O cartão de visitas do grupo — altas taxas de crescimento — continua válido, mas está perdendo seu valor. De 2000 a 2008, a média do PIB anual dos países do grupo era de oito por cento. Este ano, as previsões do FMI para o grupo apontam uma média de crescimento de 4,5%. Todos os membros, inclusive a China, o garoto-propaganda do grupo, enfrentam um declínio na economia.
Em 2008, as exportações dos mercados emergentes expandiam ao ritmo de 20% a 30% por ano. Na época, tanto os Estados Unidos como a Europa aproveitavam o crédito financiado para consumir intensamente. Após a crise imobiliária dos EUA e a crise do euro, esse cenário mudou. As exportações diminuíram e previsões apontam que em 2013 deve ser ainda pior. A queda nas exportações prejudicou principalmente Brasil e Rússia, dois gigantes exportadores de commodities.
No Brasil, mão pesada do governo afeta crescimento
A expansão do PIB do Brasil é metade da esperada pelo mercado. O grande problema do país é o baixo investimento, tanto público quanto privado. Atualmente, esse investimento representa 19% do PIB. Esse número precisa chegar a 22% se o Brasil quiser retomar a média de expansão anual de 4,5% alcançada na década passada.

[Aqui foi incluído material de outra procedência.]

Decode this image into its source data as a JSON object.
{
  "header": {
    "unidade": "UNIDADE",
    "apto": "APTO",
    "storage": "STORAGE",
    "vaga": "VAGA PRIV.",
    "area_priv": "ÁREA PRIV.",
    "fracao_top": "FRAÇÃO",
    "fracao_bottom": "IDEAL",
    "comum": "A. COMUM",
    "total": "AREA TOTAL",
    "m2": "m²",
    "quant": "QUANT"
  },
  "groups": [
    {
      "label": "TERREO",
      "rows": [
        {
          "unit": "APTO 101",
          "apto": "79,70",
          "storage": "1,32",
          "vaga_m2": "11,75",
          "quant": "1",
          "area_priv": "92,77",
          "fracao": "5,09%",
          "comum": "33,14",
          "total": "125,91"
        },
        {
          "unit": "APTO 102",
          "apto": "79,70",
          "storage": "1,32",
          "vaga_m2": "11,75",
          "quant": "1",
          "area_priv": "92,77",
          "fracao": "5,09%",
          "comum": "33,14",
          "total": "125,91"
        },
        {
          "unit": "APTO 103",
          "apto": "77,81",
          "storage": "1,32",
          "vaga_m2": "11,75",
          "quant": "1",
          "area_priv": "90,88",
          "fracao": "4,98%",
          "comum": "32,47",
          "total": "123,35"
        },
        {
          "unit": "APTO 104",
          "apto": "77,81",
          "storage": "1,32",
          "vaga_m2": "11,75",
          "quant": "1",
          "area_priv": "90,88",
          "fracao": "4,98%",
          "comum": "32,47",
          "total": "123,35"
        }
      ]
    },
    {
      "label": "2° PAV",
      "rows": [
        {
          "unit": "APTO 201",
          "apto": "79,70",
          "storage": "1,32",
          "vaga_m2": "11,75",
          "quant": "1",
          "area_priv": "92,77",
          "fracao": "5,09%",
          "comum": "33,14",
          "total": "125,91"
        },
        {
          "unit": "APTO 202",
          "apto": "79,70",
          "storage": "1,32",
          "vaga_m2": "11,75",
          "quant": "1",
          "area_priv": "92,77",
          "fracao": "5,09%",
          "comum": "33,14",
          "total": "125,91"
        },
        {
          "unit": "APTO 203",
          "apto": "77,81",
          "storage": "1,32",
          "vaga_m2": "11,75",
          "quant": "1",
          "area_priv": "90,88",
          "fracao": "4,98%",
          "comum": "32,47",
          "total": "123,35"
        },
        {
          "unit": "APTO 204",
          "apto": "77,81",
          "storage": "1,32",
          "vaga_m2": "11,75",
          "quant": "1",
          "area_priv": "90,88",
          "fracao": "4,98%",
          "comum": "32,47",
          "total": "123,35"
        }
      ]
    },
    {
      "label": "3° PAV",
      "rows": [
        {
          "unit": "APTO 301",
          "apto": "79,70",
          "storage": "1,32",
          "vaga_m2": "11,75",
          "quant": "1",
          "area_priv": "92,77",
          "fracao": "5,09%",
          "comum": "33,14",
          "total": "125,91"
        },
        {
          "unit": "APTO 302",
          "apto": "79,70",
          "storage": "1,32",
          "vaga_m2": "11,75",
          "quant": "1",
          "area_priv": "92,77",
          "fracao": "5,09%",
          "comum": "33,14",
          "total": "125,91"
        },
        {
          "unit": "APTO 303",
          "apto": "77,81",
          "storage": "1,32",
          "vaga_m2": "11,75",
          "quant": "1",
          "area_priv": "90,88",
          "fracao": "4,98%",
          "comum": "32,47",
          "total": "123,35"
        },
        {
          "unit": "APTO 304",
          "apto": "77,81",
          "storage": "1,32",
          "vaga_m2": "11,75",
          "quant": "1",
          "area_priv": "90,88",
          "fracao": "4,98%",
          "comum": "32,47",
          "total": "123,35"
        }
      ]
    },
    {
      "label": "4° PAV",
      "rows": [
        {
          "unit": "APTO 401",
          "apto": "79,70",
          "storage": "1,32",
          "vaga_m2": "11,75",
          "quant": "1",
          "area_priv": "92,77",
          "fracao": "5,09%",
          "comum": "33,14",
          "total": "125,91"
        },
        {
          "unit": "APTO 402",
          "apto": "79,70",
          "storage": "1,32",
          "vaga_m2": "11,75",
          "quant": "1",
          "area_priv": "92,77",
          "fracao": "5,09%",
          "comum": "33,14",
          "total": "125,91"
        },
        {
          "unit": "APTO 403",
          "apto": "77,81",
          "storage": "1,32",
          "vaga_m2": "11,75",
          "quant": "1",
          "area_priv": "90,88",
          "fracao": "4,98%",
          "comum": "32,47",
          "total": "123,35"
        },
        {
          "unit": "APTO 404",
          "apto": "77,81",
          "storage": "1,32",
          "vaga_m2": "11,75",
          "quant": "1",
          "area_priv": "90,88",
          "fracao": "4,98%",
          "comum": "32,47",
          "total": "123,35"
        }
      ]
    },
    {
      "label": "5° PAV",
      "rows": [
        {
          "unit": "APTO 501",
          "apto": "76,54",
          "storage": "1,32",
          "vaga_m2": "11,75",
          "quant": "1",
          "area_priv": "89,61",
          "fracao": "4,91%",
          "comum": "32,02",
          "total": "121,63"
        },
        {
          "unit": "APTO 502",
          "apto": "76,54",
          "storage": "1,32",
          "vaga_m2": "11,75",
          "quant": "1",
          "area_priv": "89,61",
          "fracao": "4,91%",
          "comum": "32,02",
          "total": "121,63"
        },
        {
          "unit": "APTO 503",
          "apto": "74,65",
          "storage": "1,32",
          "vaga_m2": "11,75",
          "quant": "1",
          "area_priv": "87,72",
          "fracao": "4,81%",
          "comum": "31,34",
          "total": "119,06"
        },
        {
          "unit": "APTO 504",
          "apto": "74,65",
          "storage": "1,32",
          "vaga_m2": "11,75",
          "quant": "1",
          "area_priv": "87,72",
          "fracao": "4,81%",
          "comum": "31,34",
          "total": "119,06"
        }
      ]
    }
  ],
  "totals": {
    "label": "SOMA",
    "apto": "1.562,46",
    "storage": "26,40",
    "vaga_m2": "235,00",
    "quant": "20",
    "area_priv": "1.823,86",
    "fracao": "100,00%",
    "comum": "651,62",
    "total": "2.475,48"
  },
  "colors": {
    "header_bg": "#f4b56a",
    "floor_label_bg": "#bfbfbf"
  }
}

O governo tem grandes projetos planejados, como a expansão dos portos, por exemplo. Contudo, a mão pesada do governo afeta o crescimento do país. Uma complexa carga tributária e uma ampla rede regulatória (o chamado “Custo Brasil’) mantêm o país em uma das piores posições na lista do índice de melhores países para se fazer negócios, do Banco Mundial. A intervenção do governo no preço da energia e do petróleo reduz a eficiência e restringe os investimentos no país.
Nesta década, os Brics precisarão enfrentar seus problemas e reformular suas economias para se adaptar às mudanças mundiais. Cada vez mais as diferenças políticas e econômicas entre os membros se tornam mais claras, o que põe em dúvida a continuidade do grupo. E não há garantias de que os fãs da “banda” os amarão em carreira solo.